The commercial geoduck fishery began in the 1970’s in Washington State and British Columbia. Stephan LaCroix, a commercial diver and geoduck farmer, became involved in the fishery there at the beginning and was among the first to develop the market in Alaska a decade later. LaCroix said Hong Kong was once the main market for geoducks, and divers worried that the Communist takeover of the island in 1997 would result in the end of that lucrative market. Today, however, any number of Chinese cities, as well as Hong Kong, have a wealthier class able to afford the premium prices geoducks fetch when shipped live from Alaska. A 2 lb. geoduck costs $80-$100 U.S. in the restaurant or specialty shop. LaCroix said that even if only the top 10 percent of Chinese can afford his product, that still represents 130 million people.
“Instead of losing our market, which was our fear,” LaCroix said, “our market moved to the mainland.”
In Southeast Alaska today, about 110 people have permits allowing them to dive commercially for geoducks, with about half of them doing so actively. The present harvest is 400,000 lbs., regionwide and set to increase to 600,000 lbs. next year. Divers who market for themselves occasionally get up to $9 per pound for their harvest, although the usual price is closer to $3. Divers often also harvest sea cucumbers, but few dive full time. To accommodate the part-timers, many of the two-day openings are held on Saturday and Sunday, after the beds have been tested for toxins during the week.
The group of divers around Sitka is a tight bunch of “senior” divers who regulate their catch in a cooperative, rather than competitive manner. Typical in that regard is Larry Trani, a Sitka resident of more than 35 years who has been diving the whole time. Now he dives with old friends and his two adult sons.
Two of the men will be in the water at any one time, with the third running the boat above, Trani said. Geoduck divers are connected to the boat above with two hoses. One is for air and the other is a high pressure water hose to blast the sand and sediment away and expose the geoduck enough to pry it out. Care must be taken not to break the neck – the clam retracts somewhat into itself, “like a Chinese finger puzzle,” says Trani.

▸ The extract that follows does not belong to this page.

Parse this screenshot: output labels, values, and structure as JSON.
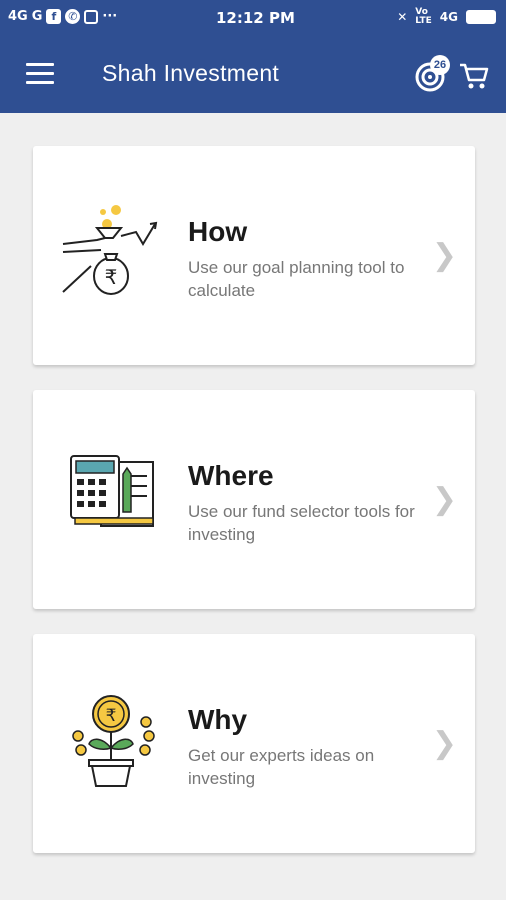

The living geoducks are packed in leak-proof boxes and flown overseas with the quickest connections to be transferred to a live tank in the restaurant or store. A geoduck can tolerate up to five days out of the water. An Asian family with something to celebrate might purchase a whole animal.
The geoduck live market is a good and growing gig — but, as always, not without complications — some with claws and voracious appetites plus some with attorneys and voracious appetites. The otters that were replanted in Southeast in the 1960s have been feeding on geoducks – Trani sometimes finds beds that were cleaned out before he got there. And at least one consortium has been formed to gain permits for geoduck farms.
Farms are sure to close off areas to commercial divers. But they do not have the pollution problems often associated with fish farms. Farmed geoducks are not fed, they gain their nutrients from passing waters. They are grown from seed spawned by animals removed from the area and sent to a facility in Seward.
But some divers worry that the farmers will clean out all the geoducks in their permitted area, sell the windfall and then go out of business. Trani also worries that the present geoduck boom depends too much on the “old growth” nature of the harvest – large animals decades old. Once a century-old geoduck is harvested, he asks, will its replacement have a similar time to live unmolested?